Os músicos são privilegiados. Costumam chorar suas dores e lamentos usando suas armas. Os instrumentos falam!

O pai desencantado já não tocava mais seu violão. Estavam mudos, naquela casa, Rodrigo, sua mulher e o violão guardado na sua caixa de madeira. Não era mexido. As idéias do seu dono, massacrado pela perda irreparável, não traziam nenhum incentivo a tocar, ou compor.

Desilusão...

Mostrava-se claramente, na casa do músico famoso, cuja mulher definhava a cada dia. O único filho, morto! De que adiantava ser o maior violonista de Espanha?

Os amigos procuravam confortar. Os amigos, que são o sal da Terra. Mas nada, nem mesmo os mais queridos conseguiam diminuir a tristeza da Rodrigo e da sua mulher.

Joaquim não era covarde. Procurava a cada momento dar algum destino ao sofrimento que passavam, mas na sua altivez, preocupa-se antes de tudo com a sua sofrida companheira.

Pensava, rezava como todo bom músico. Não chegava a nenhuma conclusão, o que fazia aumentar seu sofrimento.

Mas, dizem os entendidos, a dor não é permanente.

Faz parte da Vida. Não, o homem não nasceu para sofrer, embora muitos filósofos negativistas entendam desta maneira, que não conduz a lugar nenhum. Ajudam a piorar o estado dos que já padecem...

Rodrigo chegou à conclusão de que precisava se aproximar de Deus, de pedir que o sofrimento da mulher fosse consolado, que ele pudesse retornar ao seu violão, tocando, compondo, encantando. Pedia isso todos os dias às paredes, ao Sol, às estrelas, às flores do campo.

Determinada manhã, quando o dia estava iluminado, as árvores com suas folhas verdes, o céu transparente e mostrando o esplendor do que não acaba, o que não tem fim, Rodrigo tirou o violão da caixa de madeira limpa e bem cuidada.

Segurou o instrumento como se fora o uma parte sua, seu filho, talvez.
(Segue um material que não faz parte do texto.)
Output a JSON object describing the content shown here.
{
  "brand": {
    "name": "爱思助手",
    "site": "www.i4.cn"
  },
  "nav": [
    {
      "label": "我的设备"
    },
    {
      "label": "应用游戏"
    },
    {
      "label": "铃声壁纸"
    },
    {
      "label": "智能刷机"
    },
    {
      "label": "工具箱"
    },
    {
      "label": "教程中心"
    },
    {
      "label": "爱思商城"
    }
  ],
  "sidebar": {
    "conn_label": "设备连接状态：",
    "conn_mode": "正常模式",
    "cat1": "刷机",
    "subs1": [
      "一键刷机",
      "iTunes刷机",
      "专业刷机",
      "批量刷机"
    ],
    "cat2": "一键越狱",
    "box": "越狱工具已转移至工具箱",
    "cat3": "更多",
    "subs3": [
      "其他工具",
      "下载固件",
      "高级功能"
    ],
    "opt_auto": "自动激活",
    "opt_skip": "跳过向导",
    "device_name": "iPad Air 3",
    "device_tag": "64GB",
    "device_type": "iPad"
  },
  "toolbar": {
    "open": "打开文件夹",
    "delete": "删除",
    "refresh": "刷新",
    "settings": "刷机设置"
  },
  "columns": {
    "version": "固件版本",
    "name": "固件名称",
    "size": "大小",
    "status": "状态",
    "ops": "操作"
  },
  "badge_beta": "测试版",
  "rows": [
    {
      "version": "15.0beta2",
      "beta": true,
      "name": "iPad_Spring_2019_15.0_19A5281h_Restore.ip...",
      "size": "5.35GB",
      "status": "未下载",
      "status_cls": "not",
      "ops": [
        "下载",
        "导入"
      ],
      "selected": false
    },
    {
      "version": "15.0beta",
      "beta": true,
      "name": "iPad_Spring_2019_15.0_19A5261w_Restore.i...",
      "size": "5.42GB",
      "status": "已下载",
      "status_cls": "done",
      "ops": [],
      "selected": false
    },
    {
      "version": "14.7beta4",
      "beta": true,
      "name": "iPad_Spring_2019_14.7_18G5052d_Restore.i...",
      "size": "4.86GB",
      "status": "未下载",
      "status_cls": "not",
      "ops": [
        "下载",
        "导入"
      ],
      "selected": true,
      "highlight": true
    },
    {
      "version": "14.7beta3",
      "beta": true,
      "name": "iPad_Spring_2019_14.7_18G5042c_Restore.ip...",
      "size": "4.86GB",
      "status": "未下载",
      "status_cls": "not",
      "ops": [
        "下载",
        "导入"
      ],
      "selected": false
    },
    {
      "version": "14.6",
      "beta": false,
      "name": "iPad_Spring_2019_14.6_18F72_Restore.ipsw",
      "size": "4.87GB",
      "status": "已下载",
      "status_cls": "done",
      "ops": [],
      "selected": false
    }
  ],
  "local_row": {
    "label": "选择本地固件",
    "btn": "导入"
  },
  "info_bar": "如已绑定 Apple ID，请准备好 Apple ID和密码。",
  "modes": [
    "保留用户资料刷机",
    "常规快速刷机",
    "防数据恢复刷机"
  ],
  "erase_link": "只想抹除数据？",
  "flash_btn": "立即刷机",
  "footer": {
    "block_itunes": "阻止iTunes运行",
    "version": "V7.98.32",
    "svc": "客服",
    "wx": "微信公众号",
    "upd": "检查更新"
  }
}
Estava um pouco desafinado, mas os dedos nas cordas, e os da mão esquerda nas cravelhas logo colocaram o violão com seu som distinto de todos os outros, o violão flamengo.
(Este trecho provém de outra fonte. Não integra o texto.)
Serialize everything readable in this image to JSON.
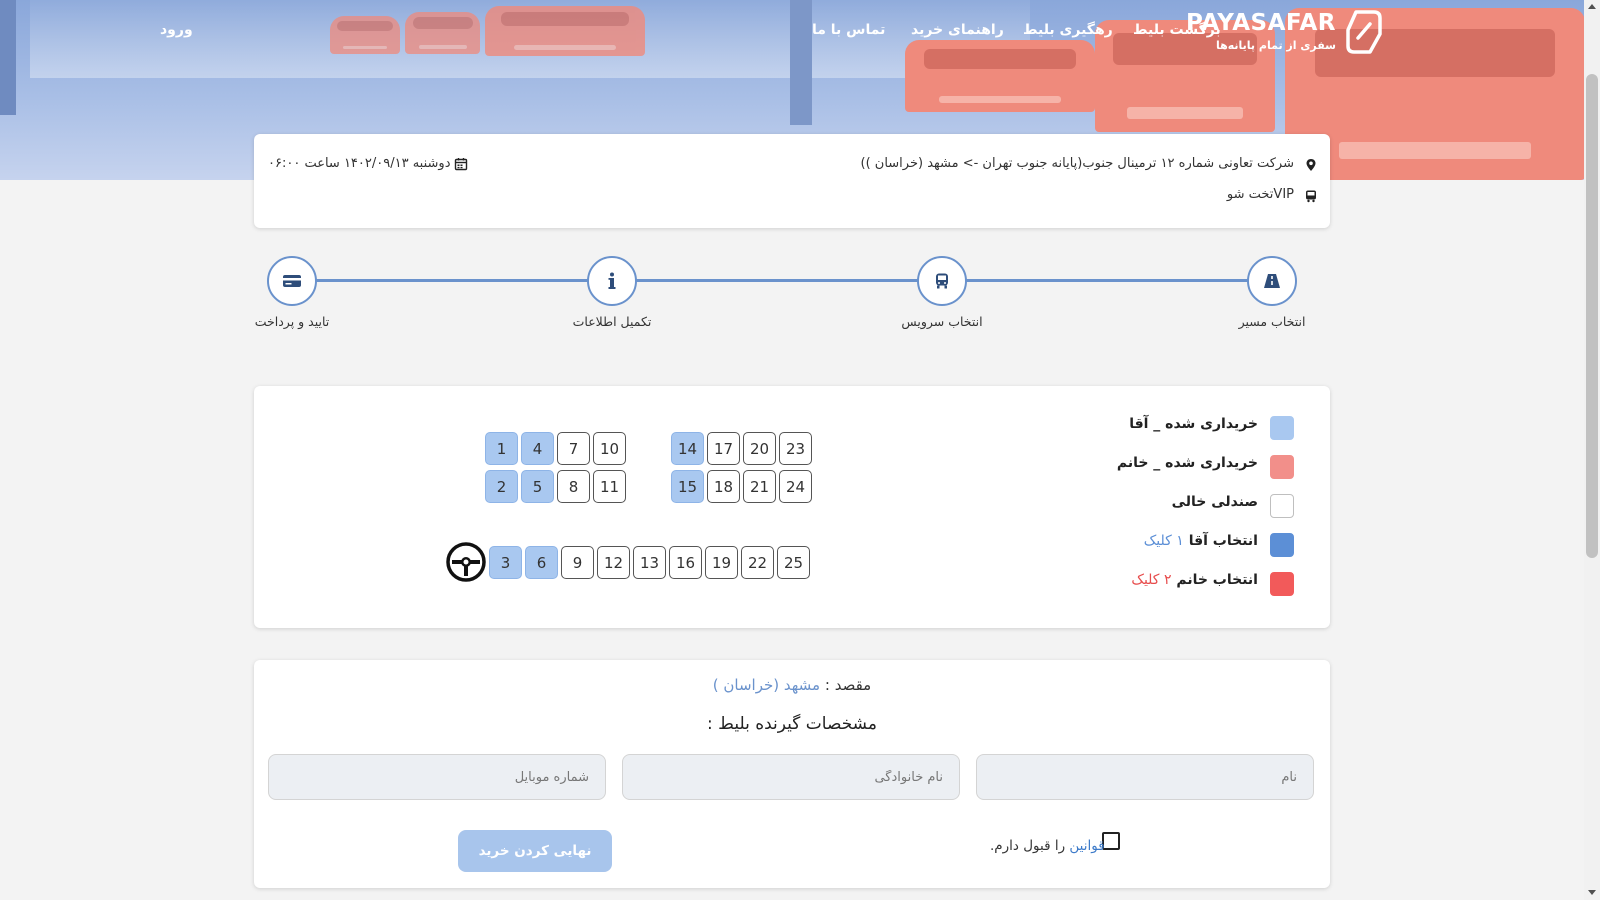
{
  "header": {
    "brand_name": "PAYASAFAR",
    "brand_tagline": "سفری از تمام پایانه‌ها",
    "nav": {
      "return_ticket": "برگشت بلیط",
      "track_ticket": "رهگیری بلیط",
      "purchase_guide": "راهنمای خرید",
      "contact_us": "تماس با ما",
      "login": "ورود"
    }
  },
  "trip": {
    "route": "شرکت تعاونی شماره ۱۲ ترمینال جنوب(پایانه جنوب تهران -> مشهد (خراسان ))",
    "datetime": "دوشنبه ۱۴۰۲/۰۹/۱۳ ساعت ۰۶:۰۰",
    "bus_type": "VIPتخت شو"
  },
  "steps": [
    {
      "label": "انتخاب مسیر",
      "icon": "road-icon"
    },
    {
      "label": "انتخاب سرویس",
      "icon": "bus-icon"
    },
    {
      "label": "تکمیل اطلاعات",
      "icon": "info-icon"
    },
    {
      "label": "تایید و پرداخت",
      "icon": "credit-card-icon"
    }
  ],
  "legend": [
    {
      "text": "خریداری شده _ آقا",
      "color": "#a9c8f0",
      "border": "#a9c8f0"
    },
    {
      "text": "خریداری شده _ خانم",
      "color": "#f28f8a",
      "border": "#f28f8a"
    },
    {
      "text": "صندلی خالی",
      "color": "#ffffff",
      "border": "#bfbfbf"
    },
    {
      "text": "انتخاب آقا",
      "click": "۱ کلیک",
      "color": "#5c8fd6",
      "border": "#5c8fd6",
      "click_color": "#5c8fd6"
    },
    {
      "text": "انتخاب خانم",
      "click": "۲ کلیک",
      "color": "#f25a5a",
      "border": "#f25a5a",
      "click_color": "#e74c4c"
    }
  ],
  "seats": {
    "row1": [
      {
        "n": "1",
        "booked": true
      },
      {
        "n": "4",
        "booked": true
      },
      {
        "n": "7",
        "booked": false
      },
      {
        "n": "10",
        "booked": false
      },
      {
        "n": "14",
        "booked": true
      },
      {
        "n": "17",
        "booked": false
      },
      {
        "n": "20",
        "booked": false
      },
      {
        "n": "23",
        "booked": false
      }
    ],
    "row2": [
      {
        "n": "2",
        "booked": true
      },
      {
        "n": "5",
        "booked": true
      },
      {
        "n": "8",
        "booked": false
      },
      {
        "n": "11",
        "booked": false
      },
      {
        "n": "15",
        "booked": true
      },
      {
        "n": "18",
        "booked": false
      },
      {
        "n": "21",
        "booked": false
      },
      {
        "n": "24",
        "booked": false
      }
    ],
    "row3": [
      {
        "n": "3",
        "booked": true
      },
      {
        "n": "6",
        "booked": true
      },
      {
        "n": "9",
        "booked": false
      },
      {
        "n": "12",
        "booked": false
      },
      {
        "n": "13",
        "booked": false
      },
      {
        "n": "16",
        "booked": false
      },
      {
        "n": "19",
        "booked": false
      },
      {
        "n": "22",
        "booked": false
      },
      {
        "n": "25",
        "booked": false
      }
    ]
  },
  "form": {
    "destination_label": "مقصد :",
    "destination_value": "مشهد (خراسان )",
    "title": "مشخصات گیرنده بلیط :",
    "first_name_placeholder": "نام",
    "last_name_placeholder": "نام خانوادگی",
    "mobile_placeholder": "شماره موبایل",
    "terms_link": "قوانین",
    "terms_text": "را قبول دارم.",
    "submit_label": "نهایی کردن خرید"
  },
  "colors": {
    "accent": "#6a92cc",
    "seat_booked_male": "#a9c8f0",
    "submit_bg": "#a8c5ec"
  }
}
“Eu preciso rezar, eu preciso falar com Deus”, pensou o músico. Fez alguns acordes, notou que o som saía limpo, claro e afinado.

Ninguém jamais saberá explicar a causa. Rodrigo talvez rezasse mal, mas quando tocava, era uma bela prece que estava fazendo.

Tangia as cordas com facilidade, a música tomou conta de toda a casa. Para seu espanto, sua mulher chorava de maneira diferente. Não era mais o choro sofrido, doído, amargurado. Mostrava felicidade, e sorria para o marido que continuava seu improviso, o improviso que rogava a Deus que o escutasse, que fizesse parar a tortura a que estavam submetidos.

A cada toque na corda, o ambiente alegrava-se. Tudo estava mudando como num grande passe de mágica, não havia mais tristeza, as dores foram-se embora, a mulher sorria, e o violonista continuava tocando o que hoje conhecemos como o Concerto de Aranjuez.

Esta é a mais bela lenda que envolve a peça flamenga, que fez os corações pararem de chorar de dor, tristeza e melancolia.